Deep fried food isn’t good for cholesterol levels and I never knew what to do with all that half-used oil. I put the deep fat fryer on a local Facebook “buy nothing” website and a friendly Turkish man collected it within an hour. Better his cholesterol than ours.

I bought a smallish 5 litre air fryer for under $100. It has a five litre capacity which is big enough to make a family-sized batch of chips (French fries) when the grandkids come, or as a treat for us – steak and chips or fish and chips for dinner never fails to put a smile on Matthew’s face.

Since it arrived a couple of weeks ago I’ve tried my new gadget on chips and calamari rings – the ready crumbed frozen ones you buy in a supermarket – and suffice it to say, I’m hooked. They took less than half an hour to cook from frozen and were perfect. There are only two settings to deal with on the model I bought – temperature and time. You can pull out the drawer at any time to give the food a shake and see how it’s doing. No. 1 son was impressed and put it on his Xmas Wish List.

Last night it was time to put the machine to the ultimate test – crispy roast pork belly. As you can see from the photos, it was amazing and all done in less than an hour. Two big pluses with an air fryer are firstly that the kitchen stays cool (this will be great in mid-summer) and secondly the oven doesn’t get spattered with pork fat. I haven’t done a whole roast chicken yet, but that’s on the list.

800g – 1kg boneless pork belly, with skin
2 tsp salt
Oil spray
Plum Sauce:
6 medium plums, stoned (see note below)
2 cloves garlic, chopped
½ red onion, chopped
2 Tbs tamari sauce (or substitute ketchup manis or soy sauce)
1 tsp chilli flakes (or to taste)
1 Tbs chopped fresh ginger
Sugar, honey or maple syrup to taste

Preheat air fryer to 200°C for three minutes. Cut through the pork skin with parallel cuts in two directions. Rub all over with salt, place in the air fryer basket and spray the skin with oil. Cook for 25 minutes, then lower the heat to 160°C and cook for a further 30 minutes, or until cooked to your liking. Serve with the sauce and a steamed green vegetable.

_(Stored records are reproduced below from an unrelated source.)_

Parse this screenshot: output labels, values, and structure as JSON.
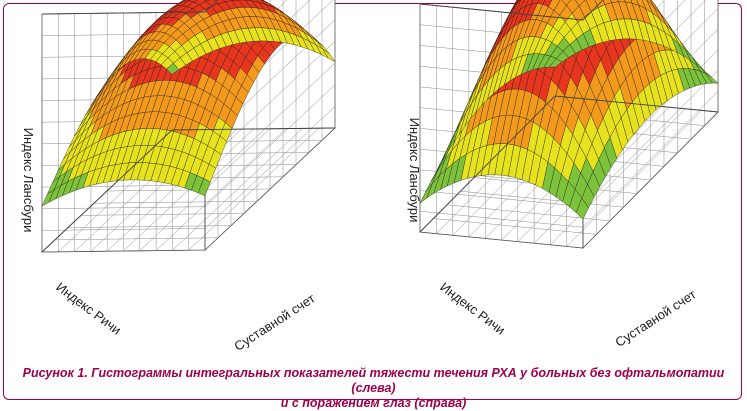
{
  "caption": {
    "line1": "Рисунок 1. Гистограммы интегральных показателей тяжести течения РХА у больных без офтальмопатии (слева)",
    "line2": "и с поражением глаз (справа)"
  },
  "colors": {
    "border": "#a0004a",
    "caption": "#a0004a",
    "surface_scale": [
      "#1e9a3c",
      "#7cc23a",
      "#e6e21e",
      "#f39a1c",
      "#e8361e",
      "#c4141b",
      "#8e1414"
    ]
  },
  "chart_data": [
    {
      "type": "surface3d",
      "title": "",
      "xlabel": "Индекс Ричи",
      "ylabel": "Суставной счет",
      "zlabel": "Индекс Лансбури",
      "grid": true,
      "shape": "dome with maximum near high joint count / mid Ritchie index",
      "z_min": 0.0,
      "z_max": 1.0
    },
    {
      "type": "surface3d",
      "title": "",
      "xlabel": "Индекс Ричи",
      "ylabel": "Суставной счет",
      "zlabel": "Индекс Лансбури",
      "grid": true,
      "shape": "peaked dome with maximum at the centre",
      "z_min": 0.0,
      "z_max": 1.0
    }
  ]
}
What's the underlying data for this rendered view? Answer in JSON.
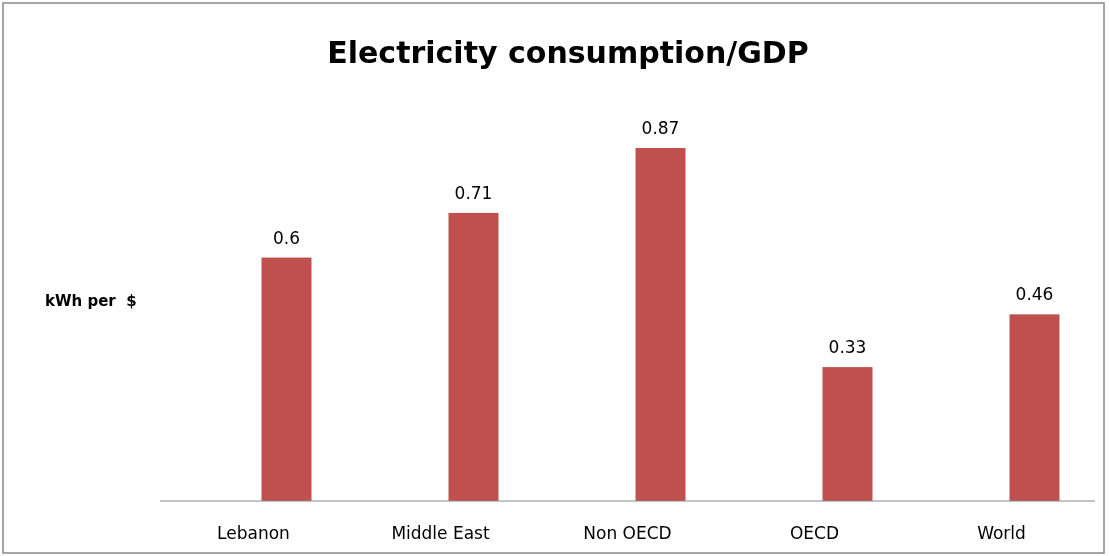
{
  "chart_data": {
    "type": "bar",
    "title": "Electricity consumption/GDP",
    "ylabel": "kWh per  $",
    "categories": [
      "Lebanon",
      "Middle East",
      "Non OECD",
      "OECD",
      "World"
    ],
    "values": [
      0.6,
      0.71,
      0.87,
      0.33,
      0.46
    ],
    "color": "#c0504d",
    "data_labels": true
  }
}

Sauce: Place all ingredients except sweetener in a medium saucepan and simmer for 20 minutes or until everything is soft. Cool then blend until smooth. Sweeten to taste with a little sugar, honey or maple syrup. I used a tablespoonful of sugar.

Serves 4

Note: Freeze stoned plums during the season, six to a bag. They are useful to make this recipe, or to add to fruit crumbles. The plum sauce keeps in the fridge for up to a week or in the freezer for several months.

 

 

 

 

Smoked Salmon with Ricotta and Asparagus

I’m always on the lookout for tasty, low carb lunches which can be made quickly. During the asparagus season we often have this easy combo. Aldi sells a fresh creamy ricotta in a 500g plastic container like a sieve, which we really like. It’s enough to make this recipe two or three times. Often the simplest of recipes are the best.

The smoked salmon rolls are quite filling, so if preferred use only two slices and less ricotta filling, to make them smaller.

6 slices smoked salmon
1 cup fresh ricotta cheese (or substitution see below)
2 Tbs chopped chives
Balsamic Glaze
10-12 spears of fresh asparagus
Kewpie mayonnaise or butter (optional)

Place 3 slices of smoked salmon on a chopping board, slightly overlapping, to make a rough circle or square. Mix the ricotta with the chives and season if you like – I don’t find it’s necessary. Place half the mixture on the smoked salmon in a sausage shape in the middle, then roll up into a neat package. Repeat and place one on each of 2 serving plates. Meanwhile cook the asparagus for about 6 minutes in boiling water, drain and pat dry. Arrange asparagus on the plates. Drizzle a little balsamic glaze over the smoked salmon packages. Serve with kewpie mayonnaise or butter on the asparagus.

Serves 2

Substitutions: soft goat’s cheese, queso fresco in South America, cottage cheese.